Encyclopedia Brunoniana

Manning, Henry P.

Henry Parker Manning (1859-1956), professor of mathematics, was born in Woodstock, Connecticut, on October 3, 1859. In 1883 he graduated from Brown, having won the Hartshorn premium for entrance mathematics, the Howell premium for the highest record in mathematics and natural philosophy, and a Carpenter premium for “ability, character and attainment.” After graduation he taught for one year in New York State, for three years in Maryland, and for two years in West Virginia. In 1889 he entered Johns Hopkins University to study mathematics, astronomy and physics. When he received his Ph.D. degree in 1891, his first printed paper had already appeared in the American Journal of Mathematics. He was appointed instructor in mathematics at Brown that same year, and “with his advent,” Professor Raymond C. Archibald would later write, “a new era in the development of mathematics at Brown was ushered in.” From 1893 to 1908 Manning offered courses in higher mathematics never previously available at Brown, courses with names like “Theory of functions: algebraic functions, Riemann surfaces, and Abelian functions,” “Substitutions and transformation groups,” and “Quaternions, non-Euclidean geometry, and hyperspace.” After 1908 there were others in the department able to teach higher mathematics. His publications included Non-Euclidean Geometry in 1901, the first English language text in this subject, Irrational Numbers and their Representation by Sequences and Series in 1906, and Geometry of Four Dimensions in 1914.

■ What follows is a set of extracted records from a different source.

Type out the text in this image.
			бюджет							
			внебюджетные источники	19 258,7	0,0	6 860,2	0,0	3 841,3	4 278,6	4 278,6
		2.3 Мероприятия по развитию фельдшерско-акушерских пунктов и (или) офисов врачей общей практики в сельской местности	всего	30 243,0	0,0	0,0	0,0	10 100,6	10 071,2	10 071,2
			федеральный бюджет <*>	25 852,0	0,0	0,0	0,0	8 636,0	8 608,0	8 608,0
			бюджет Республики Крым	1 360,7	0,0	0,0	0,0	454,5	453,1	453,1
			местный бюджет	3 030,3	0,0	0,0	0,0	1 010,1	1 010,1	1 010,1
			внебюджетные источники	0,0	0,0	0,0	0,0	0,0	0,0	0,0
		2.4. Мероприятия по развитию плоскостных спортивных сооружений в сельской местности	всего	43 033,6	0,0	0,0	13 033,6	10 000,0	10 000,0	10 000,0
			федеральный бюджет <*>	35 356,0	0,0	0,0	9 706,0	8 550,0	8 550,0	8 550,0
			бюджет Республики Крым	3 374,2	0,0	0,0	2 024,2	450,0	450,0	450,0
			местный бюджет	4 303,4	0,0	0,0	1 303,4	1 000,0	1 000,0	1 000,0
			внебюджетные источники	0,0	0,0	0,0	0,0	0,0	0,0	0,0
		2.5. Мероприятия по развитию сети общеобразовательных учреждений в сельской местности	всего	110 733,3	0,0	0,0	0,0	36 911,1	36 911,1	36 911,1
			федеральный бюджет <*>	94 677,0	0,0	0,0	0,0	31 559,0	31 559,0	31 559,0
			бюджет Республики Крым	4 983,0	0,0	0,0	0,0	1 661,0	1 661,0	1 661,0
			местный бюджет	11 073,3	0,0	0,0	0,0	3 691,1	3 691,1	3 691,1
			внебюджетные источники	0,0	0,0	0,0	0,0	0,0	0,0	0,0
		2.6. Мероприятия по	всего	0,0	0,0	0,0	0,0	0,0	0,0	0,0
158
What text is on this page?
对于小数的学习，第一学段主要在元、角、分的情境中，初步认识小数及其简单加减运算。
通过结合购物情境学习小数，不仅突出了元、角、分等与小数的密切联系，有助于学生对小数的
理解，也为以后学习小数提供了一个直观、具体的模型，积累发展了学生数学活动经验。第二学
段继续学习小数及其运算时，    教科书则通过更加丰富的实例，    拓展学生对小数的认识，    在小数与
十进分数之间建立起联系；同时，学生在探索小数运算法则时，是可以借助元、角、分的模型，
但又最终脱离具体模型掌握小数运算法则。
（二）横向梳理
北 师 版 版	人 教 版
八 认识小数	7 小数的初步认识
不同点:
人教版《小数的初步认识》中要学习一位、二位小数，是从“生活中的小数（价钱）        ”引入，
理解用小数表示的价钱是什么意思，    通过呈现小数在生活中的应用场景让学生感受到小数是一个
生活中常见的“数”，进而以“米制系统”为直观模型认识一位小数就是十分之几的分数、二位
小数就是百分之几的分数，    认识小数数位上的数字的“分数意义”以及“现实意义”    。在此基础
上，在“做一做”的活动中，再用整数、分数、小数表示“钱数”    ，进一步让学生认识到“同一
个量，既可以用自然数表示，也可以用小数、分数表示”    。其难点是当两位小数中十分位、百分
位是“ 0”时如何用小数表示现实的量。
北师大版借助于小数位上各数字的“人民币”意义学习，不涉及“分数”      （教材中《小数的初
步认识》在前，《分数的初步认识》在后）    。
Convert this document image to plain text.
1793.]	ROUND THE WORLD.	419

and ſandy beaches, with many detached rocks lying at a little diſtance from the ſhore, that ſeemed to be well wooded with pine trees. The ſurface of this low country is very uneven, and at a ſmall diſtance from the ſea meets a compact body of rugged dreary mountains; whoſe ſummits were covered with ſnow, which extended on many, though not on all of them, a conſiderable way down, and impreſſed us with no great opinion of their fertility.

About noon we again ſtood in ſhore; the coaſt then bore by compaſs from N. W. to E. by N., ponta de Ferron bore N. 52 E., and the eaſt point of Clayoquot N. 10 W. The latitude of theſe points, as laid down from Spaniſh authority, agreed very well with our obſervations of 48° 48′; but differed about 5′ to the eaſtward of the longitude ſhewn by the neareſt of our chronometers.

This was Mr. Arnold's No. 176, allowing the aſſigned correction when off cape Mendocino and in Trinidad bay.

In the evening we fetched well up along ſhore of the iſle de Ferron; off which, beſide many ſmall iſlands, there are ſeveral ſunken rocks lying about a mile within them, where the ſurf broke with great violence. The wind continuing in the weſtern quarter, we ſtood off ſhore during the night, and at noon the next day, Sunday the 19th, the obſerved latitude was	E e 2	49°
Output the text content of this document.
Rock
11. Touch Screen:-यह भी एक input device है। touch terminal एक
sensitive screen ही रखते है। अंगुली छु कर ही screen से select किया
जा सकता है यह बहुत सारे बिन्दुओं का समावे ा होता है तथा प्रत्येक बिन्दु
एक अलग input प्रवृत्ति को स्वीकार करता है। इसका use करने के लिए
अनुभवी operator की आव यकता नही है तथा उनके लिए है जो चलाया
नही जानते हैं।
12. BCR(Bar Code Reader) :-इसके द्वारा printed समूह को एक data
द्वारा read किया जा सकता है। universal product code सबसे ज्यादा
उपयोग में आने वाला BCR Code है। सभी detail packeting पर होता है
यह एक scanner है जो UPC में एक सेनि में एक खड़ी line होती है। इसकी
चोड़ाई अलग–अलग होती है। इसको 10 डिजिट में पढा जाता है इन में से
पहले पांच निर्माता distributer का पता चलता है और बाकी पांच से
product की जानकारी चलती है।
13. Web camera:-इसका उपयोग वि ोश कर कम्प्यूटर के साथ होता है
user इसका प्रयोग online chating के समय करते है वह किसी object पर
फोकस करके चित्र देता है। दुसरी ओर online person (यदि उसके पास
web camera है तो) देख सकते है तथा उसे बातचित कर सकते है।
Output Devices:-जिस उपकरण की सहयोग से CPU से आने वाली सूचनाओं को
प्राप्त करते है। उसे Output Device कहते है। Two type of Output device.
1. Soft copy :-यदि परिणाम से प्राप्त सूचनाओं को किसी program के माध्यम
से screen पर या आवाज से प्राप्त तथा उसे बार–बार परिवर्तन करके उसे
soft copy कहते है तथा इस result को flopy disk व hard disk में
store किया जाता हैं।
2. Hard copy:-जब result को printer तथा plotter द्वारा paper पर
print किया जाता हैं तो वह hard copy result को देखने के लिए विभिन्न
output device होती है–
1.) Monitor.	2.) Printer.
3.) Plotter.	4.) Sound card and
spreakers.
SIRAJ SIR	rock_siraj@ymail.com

When he was nearly seventy, Manning learned early Egyptian hieroglypics, and collaborated with Arnold Buffum Chace in his publication of the Rhind Mathematical Papyrus. In his later years, he suffered from deafness. He retired in 1930 and spent several years as associate editor of the American Mathematical Monthly. He died in Providence on January 11, 1956, at the age of 96. In the memorial minute of the Faculty on the death of Manning, his former student, Professor Albert A. Bennett, said of him,

“Professor Manning was hardly typical of the college professor of his time. His quiet, gentle, even sweet, nature showed none of the dominance of the stern disciplinarian, nor doctrinaire dryness of the stereotyped pedant. He did not rely on traditional textbooks for authority or inspiration, but normally turned to masterpieces, early or contemporary, in their original languages, ever ready to share his wisdom and broad scholarship with any student who cared to inquire.”